This was the first truly hard day I've had since coming here to LLU. I suppose that in three years I'll look back and laugh because it wasn't that bad at all--but it is now, and let's be honest, that's all anybody usually cares about.
It was the first day for my group to dissect in anatomy lab. The different stations switch every week, and today I was the primary dissector. And I thought I was going to waltz in there with all of my dead person experience and do the whole shock and awe thing. They weren't going to know what had hit them. I knew all of the muscles already, the innervations, the works--I'd been up at half past five to study them. I was going to clean up those muscles and present a bright and shining example of quality cadaver to the next group. Basically, I knew what I was doing and I was going to be awesome.
Somewhere, someone is laughing.
I'm going to call our cadaver Jean, because that's the most interesting unisex name I could find in 15 seconds of googling. I'm not allowed to tell you anything about it but I can tell you that Jean had had too many Twinkies prior to expiration. YOU try getting down to deep muscles in a neck that has a triple roll of fat on it! I couldn't find anything! There weren't even decent fascial planes! I tried blunt dissection, I tried sharper blades, but the muscle was sticking together, and so the others start poking around, and you can't poke a cadaver; they turn into ground beef. Which is what ours did. We had a 4x4 inch square to dissect, with four muscles to find and half a dozen small veins, and we got nothing. I got nothing.
There weren't enough people around to help. One of them let me stand behind her for 15 minutes and wait, only to finish with what she was doing and tell me she had a meeting to go to. Another promised to come three times, when he finished, and never showed. Finally, I literally grabbed on of the doctors by the arm and dragged him through a crowd of grasping hands. He poked around, slaughtered the one structure we had found, and said we had to start again on the other side. Because not finding the structures is not acceptable.
By this time, we've been in lab for three hours (the first hour not being dissection). My group is sick of my screwing up. Other tables have left, loudly congratulating themselves on their fine work. And I'm furious at myself, and my blood sugar is dropping (they call it hypoglycemic here!), and when I'm angry I cry, so I'm trying not to get too watery. It was a mess. I snapped at Aldo hardcore when he made fun of me. I'm really not a good person.
Long story short--tried the other side. Not much more luck, but we managed to snag the last TA before all the other doctors abandoned the lab and went home. I wonder if their consciences were at rest--that was a dirty trick. Anyway, for the next hour he worked on Jean. He did find several things (although I would describe their existance as more of a hypothetical than a literal event), and I'm very grateful he did.

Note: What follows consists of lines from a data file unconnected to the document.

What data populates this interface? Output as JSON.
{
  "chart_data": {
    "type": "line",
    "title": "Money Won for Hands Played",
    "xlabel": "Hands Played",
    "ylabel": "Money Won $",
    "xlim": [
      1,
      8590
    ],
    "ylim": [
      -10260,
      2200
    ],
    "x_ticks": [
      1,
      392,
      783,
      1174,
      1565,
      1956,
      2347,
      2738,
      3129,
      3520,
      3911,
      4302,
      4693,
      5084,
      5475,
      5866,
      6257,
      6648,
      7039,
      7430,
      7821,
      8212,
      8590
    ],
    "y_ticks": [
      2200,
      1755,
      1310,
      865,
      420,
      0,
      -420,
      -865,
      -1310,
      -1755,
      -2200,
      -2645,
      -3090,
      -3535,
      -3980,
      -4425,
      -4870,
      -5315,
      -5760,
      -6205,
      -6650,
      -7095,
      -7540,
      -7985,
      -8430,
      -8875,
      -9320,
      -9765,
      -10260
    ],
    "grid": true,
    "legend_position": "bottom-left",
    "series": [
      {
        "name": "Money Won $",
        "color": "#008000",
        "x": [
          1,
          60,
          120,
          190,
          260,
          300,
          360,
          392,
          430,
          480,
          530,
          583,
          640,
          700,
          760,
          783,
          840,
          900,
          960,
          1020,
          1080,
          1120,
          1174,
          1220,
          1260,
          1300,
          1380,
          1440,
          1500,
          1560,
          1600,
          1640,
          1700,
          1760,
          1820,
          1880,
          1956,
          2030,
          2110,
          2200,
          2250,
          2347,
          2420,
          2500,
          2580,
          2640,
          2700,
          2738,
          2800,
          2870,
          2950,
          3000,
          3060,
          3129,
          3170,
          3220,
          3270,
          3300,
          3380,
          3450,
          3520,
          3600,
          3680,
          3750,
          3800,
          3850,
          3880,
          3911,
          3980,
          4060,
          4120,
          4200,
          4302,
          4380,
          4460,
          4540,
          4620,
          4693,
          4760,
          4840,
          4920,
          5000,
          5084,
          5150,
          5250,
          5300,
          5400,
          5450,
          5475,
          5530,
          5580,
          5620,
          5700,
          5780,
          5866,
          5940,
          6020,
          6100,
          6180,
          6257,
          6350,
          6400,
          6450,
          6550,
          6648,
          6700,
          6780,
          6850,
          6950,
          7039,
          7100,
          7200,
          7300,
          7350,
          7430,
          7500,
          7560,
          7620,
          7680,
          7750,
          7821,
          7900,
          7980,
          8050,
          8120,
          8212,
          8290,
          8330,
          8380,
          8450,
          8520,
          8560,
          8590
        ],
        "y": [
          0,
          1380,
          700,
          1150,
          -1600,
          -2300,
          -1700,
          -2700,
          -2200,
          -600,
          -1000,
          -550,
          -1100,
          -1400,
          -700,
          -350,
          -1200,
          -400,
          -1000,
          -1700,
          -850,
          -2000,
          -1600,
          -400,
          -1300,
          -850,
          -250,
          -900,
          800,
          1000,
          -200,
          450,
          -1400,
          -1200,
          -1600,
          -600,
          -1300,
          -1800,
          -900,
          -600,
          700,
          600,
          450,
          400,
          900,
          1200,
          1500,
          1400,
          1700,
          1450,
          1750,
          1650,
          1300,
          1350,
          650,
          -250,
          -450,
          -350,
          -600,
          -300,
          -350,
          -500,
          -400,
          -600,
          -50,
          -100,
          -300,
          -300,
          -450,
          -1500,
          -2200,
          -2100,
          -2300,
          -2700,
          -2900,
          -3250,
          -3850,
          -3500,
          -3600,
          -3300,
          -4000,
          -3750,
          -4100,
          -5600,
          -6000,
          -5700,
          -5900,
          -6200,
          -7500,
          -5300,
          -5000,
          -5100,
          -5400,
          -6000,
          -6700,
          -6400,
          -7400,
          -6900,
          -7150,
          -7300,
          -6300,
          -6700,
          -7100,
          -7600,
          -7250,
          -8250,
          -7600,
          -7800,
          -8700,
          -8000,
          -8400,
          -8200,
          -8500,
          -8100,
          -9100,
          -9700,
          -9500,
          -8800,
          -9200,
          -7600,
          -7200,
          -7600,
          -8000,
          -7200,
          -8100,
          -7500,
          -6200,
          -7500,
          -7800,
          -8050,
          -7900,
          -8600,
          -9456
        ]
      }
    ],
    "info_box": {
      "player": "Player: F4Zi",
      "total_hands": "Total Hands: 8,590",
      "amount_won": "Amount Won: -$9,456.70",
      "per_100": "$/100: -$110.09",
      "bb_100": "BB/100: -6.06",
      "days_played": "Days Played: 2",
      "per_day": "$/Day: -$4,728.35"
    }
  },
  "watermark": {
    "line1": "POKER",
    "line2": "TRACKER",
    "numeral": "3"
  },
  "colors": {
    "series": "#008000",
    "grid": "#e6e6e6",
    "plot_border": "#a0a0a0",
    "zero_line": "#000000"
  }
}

Finally, as he was winding down, I stood up. I was calculating that it had been almost nine hours since I'd eaten when the room tilted right. I ended up staggering down the hall to the snack machine, and I'm absolutely sure that had I not gotten something sugary and stuffed it down at that precise moment, I wouldn't have made it back into lab. I was that close to passing out. We'd been there for four and a half hours before I gave up and left.
Basically, it was awful.
Pretty much, I screwed up.
Does it matter? In the long run, I doubt it. But it matters right now.
2 comments:
Oh sweet pea. :(
My first day in lab I'm pretty sure I almost threw up from nervousness. They knew I had cadaver experience so they all expected me to be able to start the neck dissection ( we started the same way you did ) and hit the ground running... And I worked on that darn neck for 4 and a half hours before finding the first major structure I needed...I would've hit it sooner (obviously, it's not that far down :) ha ) but I kept butchering poor Henry and destroyed EVERYTHING!! Had to start over on the other side. Got deserted by all the docs and GA's.
I'm feelin ya, babe. I really am. And I'm SOOO PROUD OF YOU! You're doing amazing! You'll continue to do amazing! I love you! :)
I'm so sorry. You can get there. Well done on trying so hard. I've heard that's the part that matters.
I mean, in the real world, you won't always know exactly what to do at first, or maybe ever, but the trying . . .
I don't trust doctors who say, "Well, the first two things we thought you might have were wrong, so let's just wait and see." (This has happened to me several times.) I don't think you'd do that.